「ファインマン物理学」をわたしが書き下ろすとしたら
大学一年生向けに、数学学習のコツ集を書き下ろしたいと、もうずーっと前から愚痴ってきました。
できれば物理学についても同種のものを綴ってみたいな―って、そんな気持ちもあります。
その関係で、古典物理における「力」と現代物理学における「力」の違いについて、気になってきました。
かのニュートンの『プリンキピア』は、著名な割にきちんと読まれていない書物のひとつとして著名です。ウィキペディアにあるような理解は、ニュートン没後に、ヨーロッパの俊才たちが(文通ネットワークを介して)何十年かかけて解析数学化したものであって、アイザックが生前に開発したものではないです。これ私の持ちネタなので今回も念押ししておきます。
フォース(=ちから)について
「力」についてニュートンは終始曖昧なことしか述べていません。
その後、解析数学化を経て、ニュートンの力学は「ニュートン力学」に洗練されていくなか、俊才たちは思うようになりました。
「『力』ってむしろじゃまでないかい?」
かくして「力」を避ける方向に研究が進んで行きました。
むしろ運動量を主役にすえたほうが、数式に置きかえやすいジャン、と。
現代物理学における「力」
ちなみに現代の物理学で「力」の定義は、もはや日常言語内の「力」とはおよそ別種のものになっています。

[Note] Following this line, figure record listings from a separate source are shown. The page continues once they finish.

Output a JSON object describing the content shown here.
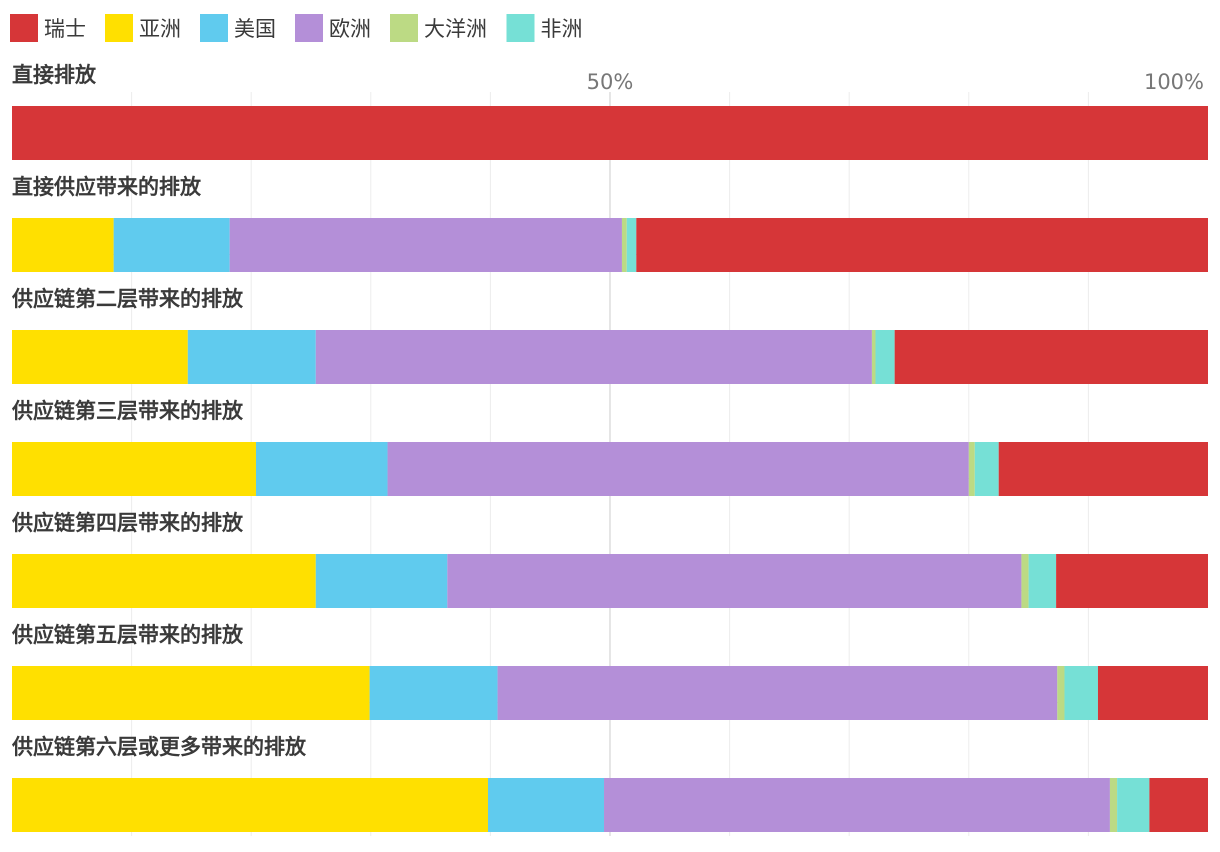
{
  "chart_data": {
    "type": "bar",
    "orientation": "horizontal",
    "stacked": true,
    "normalized_percent": true,
    "xlim": [
      0,
      100
    ],
    "x_ticks": [
      {
        "value": 50,
        "label": "50%"
      },
      {
        "value": 100,
        "label": "100%"
      }
    ],
    "grid": true,
    "legend_position": "top-left",
    "legend": [
      "瑞士",
      "亚洲",
      "美国",
      "欧洲",
      "大洋洲",
      "非洲"
    ],
    "categories": [
      "直接排放",
      "直接供应带来的排放",
      "供应链第二层带来的排放",
      "供应链第三层带来的排放",
      "供应链第四层带来的排放",
      "供应链第五层带来的排放",
      "供应链第六层或更多带来的排放"
    ],
    "stack_order": [
      "亚洲",
      "美国",
      "欧洲",
      "大洋洲",
      "非洲",
      "瑞士"
    ],
    "series": [
      {
        "name": "亚洲",
        "color": "#ffe000",
        "values": [
          0,
          8.5,
          14.7,
          20.4,
          25.4,
          29.9,
          39.8
        ]
      },
      {
        "name": "美国",
        "color": "#60cbee",
        "values": [
          0,
          9.7,
          10.7,
          11.0,
          11.0,
          10.7,
          9.7
        ]
      },
      {
        "name": "欧洲",
        "color": "#b48fd8",
        "values": [
          0,
          32.8,
          46.5,
          48.6,
          48.0,
          46.8,
          42.3
        ]
      },
      {
        "name": "大洋洲",
        "color": "#bcda84",
        "values": [
          0,
          0.4,
          0.3,
          0.5,
          0.6,
          0.6,
          0.6
        ]
      },
      {
        "name": "非洲",
        "color": "#76e0d6",
        "values": [
          0,
          0.8,
          1.6,
          2.0,
          2.3,
          2.8,
          2.7
        ]
      },
      {
        "name": "瑞士",
        "color": "#d63638",
        "values": [
          100,
          47.8,
          26.2,
          17.5,
          12.7,
          9.2,
          4.9
        ]
      }
    ]
  }
}
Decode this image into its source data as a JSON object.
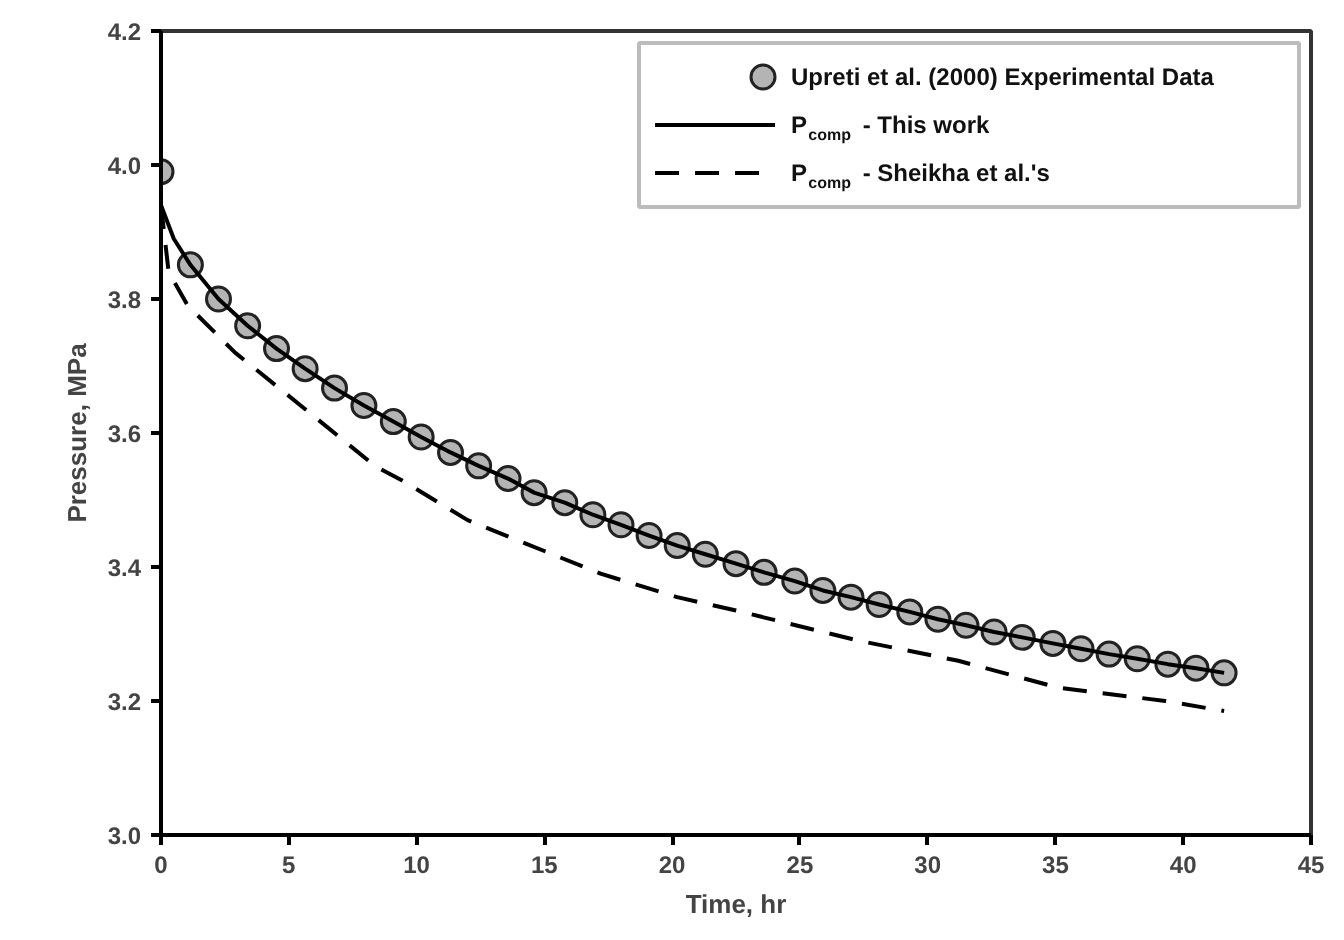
{
  "chart_data": {
    "type": "line",
    "xlabel": "Time, hr",
    "ylabel": "Pressure, MPa",
    "xlim": [
      0,
      45
    ],
    "ylim": [
      3.0,
      4.2
    ],
    "xticks": [
      0,
      5,
      10,
      15,
      20,
      25,
      30,
      35,
      40,
      45
    ],
    "yticks": [
      {
        "value": 3,
        "label": "3.0"
      },
      {
        "value": 3.2,
        "label": "3.2"
      },
      {
        "value": 3.4,
        "label": "3.4"
      },
      {
        "value": 3.6,
        "label": "3.6"
      },
      {
        "value": 3.8,
        "label": "3.8"
      },
      {
        "value": 4,
        "label": "4.0"
      },
      {
        "value": 4.2,
        "label": "4.2"
      }
    ],
    "grid": false,
    "legend": "top right",
    "series": [
      {
        "name": "Upreti et al. (2000) Experimental Data",
        "type": "scatter",
        "marker": "circle",
        "color": "#b4b4b4",
        "x": [
          0,
          1.15,
          2.25,
          3.39,
          4.52,
          5.64,
          6.79,
          7.94,
          9.09,
          10.18,
          11.33,
          12.43,
          13.58,
          14.6,
          15.8,
          16.9,
          18.0,
          19.1,
          20.2,
          21.3,
          22.5,
          23.6,
          24.8,
          25.9,
          27.0,
          28.1,
          29.3,
          30.4,
          31.5,
          32.6,
          33.7,
          34.9,
          36.0,
          37.1,
          38.2,
          39.4,
          40.5,
          41.6
        ],
        "values": [
          3.99,
          3.851,
          3.8,
          3.76,
          3.726,
          3.696,
          3.667,
          3.641,
          3.617,
          3.594,
          3.571,
          3.551,
          3.532,
          3.511,
          3.496,
          3.478,
          3.463,
          3.447,
          3.432,
          3.419,
          3.405,
          3.392,
          3.379,
          3.365,
          3.355,
          3.344,
          3.333,
          3.322,
          3.313,
          3.303,
          3.295,
          3.286,
          3.278,
          3.27,
          3.263,
          3.255,
          3.249,
          3.242
        ]
      },
      {
        "name": "P$_{comp}$ - This work",
        "line_style": "solid",
        "color": "#000000",
        "x": [
          0,
          0.5,
          1.15,
          2.25,
          3.39,
          4.52,
          5.64,
          6.79,
          7.94,
          9.09,
          10.18,
          11.33,
          12.43,
          13.58,
          14.6,
          15.8,
          16.9,
          18.0,
          19.1,
          20.2,
          21.3,
          22.5,
          23.6,
          24.8,
          25.9,
          27.0,
          28.1,
          29.3,
          30.4,
          31.5,
          32.6,
          33.7,
          34.9,
          36.0,
          37.1,
          38.2,
          39.4,
          40.5,
          41.6
        ],
        "values": [
          3.94,
          3.89,
          3.851,
          3.8,
          3.76,
          3.726,
          3.696,
          3.667,
          3.641,
          3.617,
          3.594,
          3.571,
          3.551,
          3.532,
          3.511,
          3.496,
          3.478,
          3.463,
          3.447,
          3.432,
          3.419,
          3.405,
          3.392,
          3.379,
          3.365,
          3.355,
          3.344,
          3.333,
          3.322,
          3.313,
          3.303,
          3.295,
          3.286,
          3.278,
          3.27,
          3.263,
          3.255,
          3.249,
          3.242
        ]
      },
      {
        "name": "P$_{comp}$ - Sheikha et al.'s",
        "line_style": "dashed",
        "color": "#000000",
        "x": [
          0,
          0.3,
          1.05,
          2.9,
          5.5,
          8.4,
          9.4,
          12.0,
          17.2,
          20.2,
          22.5,
          27.3,
          31.2,
          35.1,
          39.3,
          41.6
        ],
        "values": [
          3.94,
          3.84,
          3.79,
          3.72,
          3.64,
          3.55,
          3.53,
          3.47,
          3.39,
          3.355,
          3.335,
          3.29,
          3.26,
          3.22,
          3.2,
          3.185
        ]
      }
    ]
  }
}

「ゲージ粒子(gauge boson)というものがあって、それが素粒子間で交換されることによって『力』が生じる」という風に、記述されます。
目にしたことはありませんか。この宇宙には四つの力があるという話。
弱い力、強い力、電磁気力、重力。
ニュートン力学で扱われる「力」は、これのどれに当たるでしょう?
たとえばてこの原理は、ニュートン力学の範疇ですが、現代物理学的には「重力」のほかに「電磁気力」が関わります。
てこの支点で生じる力(反作用力)は、原子間力や分子間力の組み合わせ、すなわち「電磁気力」ですので、そうなります。
それ力やないよケントさん
いろいろめんどくさいですね。「力」ということば(日本語)は、もともとは日常のことばです。「スーパーマンは力持ちやね」とか。
しかしこの場合の力は、力学でいうと「仕事率」です。
単位時間当たりに行われる仕事の量のことです。(ここでいう「仕事」は日常言語でいう仕事とは別のものです念のため念押ししておきますね)
ふりかえってみよう中学理科
高校物理いや中学科学ですでに「力」の理解がおかしいのです私たちは。
教える側がどんなにしつこく念押ししても、生徒さんは結局、日常言語における「力」に引きずり戻されてしまいます。

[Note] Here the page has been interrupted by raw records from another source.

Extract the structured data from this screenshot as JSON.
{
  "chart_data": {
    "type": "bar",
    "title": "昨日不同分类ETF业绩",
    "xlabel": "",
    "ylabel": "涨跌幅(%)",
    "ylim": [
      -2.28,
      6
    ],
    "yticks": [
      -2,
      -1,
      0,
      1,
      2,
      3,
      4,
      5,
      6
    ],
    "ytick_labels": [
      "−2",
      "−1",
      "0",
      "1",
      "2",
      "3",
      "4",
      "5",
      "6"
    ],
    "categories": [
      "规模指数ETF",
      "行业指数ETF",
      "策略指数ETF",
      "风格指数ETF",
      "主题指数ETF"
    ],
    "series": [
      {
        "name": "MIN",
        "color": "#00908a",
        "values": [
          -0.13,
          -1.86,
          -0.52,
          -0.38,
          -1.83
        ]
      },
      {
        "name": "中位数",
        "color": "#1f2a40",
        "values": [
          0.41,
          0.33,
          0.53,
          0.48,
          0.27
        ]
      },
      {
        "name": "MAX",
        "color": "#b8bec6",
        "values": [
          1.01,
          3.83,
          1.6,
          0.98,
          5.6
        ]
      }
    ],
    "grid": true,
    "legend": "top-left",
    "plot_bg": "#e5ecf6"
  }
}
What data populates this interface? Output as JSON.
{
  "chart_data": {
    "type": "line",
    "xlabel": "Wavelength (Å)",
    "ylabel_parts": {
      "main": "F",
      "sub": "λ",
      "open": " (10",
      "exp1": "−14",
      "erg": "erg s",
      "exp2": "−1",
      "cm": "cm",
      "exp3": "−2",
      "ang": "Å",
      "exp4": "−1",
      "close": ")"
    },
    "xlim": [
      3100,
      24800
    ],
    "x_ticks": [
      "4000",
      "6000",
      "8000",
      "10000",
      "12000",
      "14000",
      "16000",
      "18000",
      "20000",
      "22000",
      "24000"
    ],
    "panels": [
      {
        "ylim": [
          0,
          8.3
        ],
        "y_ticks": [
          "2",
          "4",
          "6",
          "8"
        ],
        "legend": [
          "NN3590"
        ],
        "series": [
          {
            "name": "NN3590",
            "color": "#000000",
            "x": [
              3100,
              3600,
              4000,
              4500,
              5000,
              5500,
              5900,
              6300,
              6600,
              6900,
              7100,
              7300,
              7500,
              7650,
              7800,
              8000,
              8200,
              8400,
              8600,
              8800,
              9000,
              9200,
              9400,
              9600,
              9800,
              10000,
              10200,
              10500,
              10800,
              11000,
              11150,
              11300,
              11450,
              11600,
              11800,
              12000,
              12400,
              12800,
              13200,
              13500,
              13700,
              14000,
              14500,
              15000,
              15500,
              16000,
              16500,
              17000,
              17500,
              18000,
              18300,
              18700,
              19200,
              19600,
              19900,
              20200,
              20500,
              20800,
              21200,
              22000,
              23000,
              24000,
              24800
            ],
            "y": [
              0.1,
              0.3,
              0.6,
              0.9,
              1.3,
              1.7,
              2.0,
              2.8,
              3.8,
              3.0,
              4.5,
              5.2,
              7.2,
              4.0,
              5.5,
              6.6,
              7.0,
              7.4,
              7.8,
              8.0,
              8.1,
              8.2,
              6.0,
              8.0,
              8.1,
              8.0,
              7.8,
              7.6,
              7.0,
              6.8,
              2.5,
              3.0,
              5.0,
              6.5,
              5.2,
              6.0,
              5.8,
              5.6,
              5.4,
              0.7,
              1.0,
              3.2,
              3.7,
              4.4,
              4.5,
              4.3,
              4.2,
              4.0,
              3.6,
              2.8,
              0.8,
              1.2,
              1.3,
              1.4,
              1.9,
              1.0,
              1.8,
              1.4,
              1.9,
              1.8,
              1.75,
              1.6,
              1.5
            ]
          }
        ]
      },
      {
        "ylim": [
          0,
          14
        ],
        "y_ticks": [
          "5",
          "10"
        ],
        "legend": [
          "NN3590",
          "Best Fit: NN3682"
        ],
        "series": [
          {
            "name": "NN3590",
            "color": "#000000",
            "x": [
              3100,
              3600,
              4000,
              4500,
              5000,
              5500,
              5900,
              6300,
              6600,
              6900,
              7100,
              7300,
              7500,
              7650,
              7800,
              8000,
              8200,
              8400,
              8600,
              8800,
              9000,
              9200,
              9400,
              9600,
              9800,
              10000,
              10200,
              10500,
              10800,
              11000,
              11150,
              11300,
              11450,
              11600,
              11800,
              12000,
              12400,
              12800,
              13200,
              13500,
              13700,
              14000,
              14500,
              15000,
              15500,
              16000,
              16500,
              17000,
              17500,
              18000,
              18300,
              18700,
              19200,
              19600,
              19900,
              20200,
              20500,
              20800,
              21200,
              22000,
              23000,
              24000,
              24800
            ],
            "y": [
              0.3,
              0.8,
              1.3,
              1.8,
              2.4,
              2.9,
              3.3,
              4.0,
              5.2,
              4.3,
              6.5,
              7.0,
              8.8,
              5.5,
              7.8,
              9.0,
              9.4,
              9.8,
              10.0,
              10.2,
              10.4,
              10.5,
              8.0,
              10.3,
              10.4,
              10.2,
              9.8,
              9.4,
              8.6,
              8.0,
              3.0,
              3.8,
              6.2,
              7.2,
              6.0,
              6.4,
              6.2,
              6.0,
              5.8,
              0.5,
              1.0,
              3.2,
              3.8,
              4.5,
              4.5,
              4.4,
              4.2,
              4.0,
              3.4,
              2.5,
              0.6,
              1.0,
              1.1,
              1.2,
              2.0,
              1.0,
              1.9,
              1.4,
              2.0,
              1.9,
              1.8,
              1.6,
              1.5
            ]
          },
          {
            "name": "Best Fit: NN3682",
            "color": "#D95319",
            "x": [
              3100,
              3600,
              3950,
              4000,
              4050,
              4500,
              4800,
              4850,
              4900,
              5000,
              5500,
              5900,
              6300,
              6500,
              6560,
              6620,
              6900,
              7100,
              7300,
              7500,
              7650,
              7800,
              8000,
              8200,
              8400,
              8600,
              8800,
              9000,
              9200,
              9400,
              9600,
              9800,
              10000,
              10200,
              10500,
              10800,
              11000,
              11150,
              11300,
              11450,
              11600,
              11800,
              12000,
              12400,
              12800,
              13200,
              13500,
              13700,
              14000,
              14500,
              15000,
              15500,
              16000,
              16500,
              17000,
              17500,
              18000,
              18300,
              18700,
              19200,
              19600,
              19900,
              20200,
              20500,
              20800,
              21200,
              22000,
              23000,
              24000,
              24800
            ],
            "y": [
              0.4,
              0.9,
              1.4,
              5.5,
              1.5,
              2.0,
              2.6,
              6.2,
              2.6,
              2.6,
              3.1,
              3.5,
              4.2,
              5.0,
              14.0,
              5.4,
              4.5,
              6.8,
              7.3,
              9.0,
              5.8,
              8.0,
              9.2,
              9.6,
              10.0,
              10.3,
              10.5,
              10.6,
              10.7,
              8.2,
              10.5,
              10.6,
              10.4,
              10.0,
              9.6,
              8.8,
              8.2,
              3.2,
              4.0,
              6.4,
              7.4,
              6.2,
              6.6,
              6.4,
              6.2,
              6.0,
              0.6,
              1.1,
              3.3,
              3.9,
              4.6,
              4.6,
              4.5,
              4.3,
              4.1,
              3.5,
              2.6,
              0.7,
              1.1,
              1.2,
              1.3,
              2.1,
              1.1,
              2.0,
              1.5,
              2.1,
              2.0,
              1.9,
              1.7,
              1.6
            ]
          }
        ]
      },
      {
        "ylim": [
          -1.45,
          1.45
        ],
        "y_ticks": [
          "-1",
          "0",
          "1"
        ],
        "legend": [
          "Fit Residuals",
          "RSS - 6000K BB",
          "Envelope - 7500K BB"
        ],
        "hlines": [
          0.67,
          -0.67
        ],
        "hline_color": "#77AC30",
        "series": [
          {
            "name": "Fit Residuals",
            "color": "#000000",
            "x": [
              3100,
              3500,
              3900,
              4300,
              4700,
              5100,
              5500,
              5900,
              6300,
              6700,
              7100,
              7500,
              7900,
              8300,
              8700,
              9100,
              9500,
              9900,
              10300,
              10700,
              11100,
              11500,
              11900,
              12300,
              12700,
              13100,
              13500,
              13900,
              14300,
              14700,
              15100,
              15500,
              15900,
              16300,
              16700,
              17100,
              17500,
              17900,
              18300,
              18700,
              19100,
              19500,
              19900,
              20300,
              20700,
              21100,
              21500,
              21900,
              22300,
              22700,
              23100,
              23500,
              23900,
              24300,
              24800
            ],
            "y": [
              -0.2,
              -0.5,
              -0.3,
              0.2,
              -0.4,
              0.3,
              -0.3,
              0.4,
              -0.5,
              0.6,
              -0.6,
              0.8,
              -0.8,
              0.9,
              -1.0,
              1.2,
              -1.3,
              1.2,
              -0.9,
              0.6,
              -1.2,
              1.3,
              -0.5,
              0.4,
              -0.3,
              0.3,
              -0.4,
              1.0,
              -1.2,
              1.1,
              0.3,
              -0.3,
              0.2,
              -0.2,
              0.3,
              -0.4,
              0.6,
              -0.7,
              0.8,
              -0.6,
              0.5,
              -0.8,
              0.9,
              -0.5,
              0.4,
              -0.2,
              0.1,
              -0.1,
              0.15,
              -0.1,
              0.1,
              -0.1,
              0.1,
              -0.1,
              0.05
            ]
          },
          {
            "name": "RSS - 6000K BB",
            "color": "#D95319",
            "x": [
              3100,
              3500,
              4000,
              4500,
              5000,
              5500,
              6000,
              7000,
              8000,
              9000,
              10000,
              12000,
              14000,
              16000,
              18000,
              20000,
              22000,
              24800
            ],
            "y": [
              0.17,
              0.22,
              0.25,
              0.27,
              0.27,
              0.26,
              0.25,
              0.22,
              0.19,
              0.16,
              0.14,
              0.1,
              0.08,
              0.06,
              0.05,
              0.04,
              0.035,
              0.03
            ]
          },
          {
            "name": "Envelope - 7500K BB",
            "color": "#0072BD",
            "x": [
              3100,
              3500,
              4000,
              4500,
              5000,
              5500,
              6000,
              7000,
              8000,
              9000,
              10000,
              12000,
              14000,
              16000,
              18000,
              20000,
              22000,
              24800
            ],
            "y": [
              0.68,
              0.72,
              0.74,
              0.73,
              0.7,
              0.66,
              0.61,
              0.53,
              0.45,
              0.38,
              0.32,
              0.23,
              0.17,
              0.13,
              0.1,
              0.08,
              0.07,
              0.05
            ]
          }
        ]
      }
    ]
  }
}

しかしそれはアイザックそのひとがそもそも「力」について明確にしないまま、初等幾何的に力学を語りだしたからでした。
その後の天才たちも「力」については避け続けました。
解析力学の発達は「力」をどう迂回するかがテーマだったといっていいぐらいですし。
*
.
うーんこうやって綴っていくにつれてファインマンの気分になってきました。
ファインマン物理学、皆さん読んだことありますか。原著が無料公開中です。岩波からの日本語版は、原文のくだけた感じがコンクリでがちがちにされてしまっているので、あまり好きになれません。
「力」をキーワードに物理学の歩みを、オリエンテーション的に語っていく、そういう章を設けた本を、いつか書き下ろしてみたいな。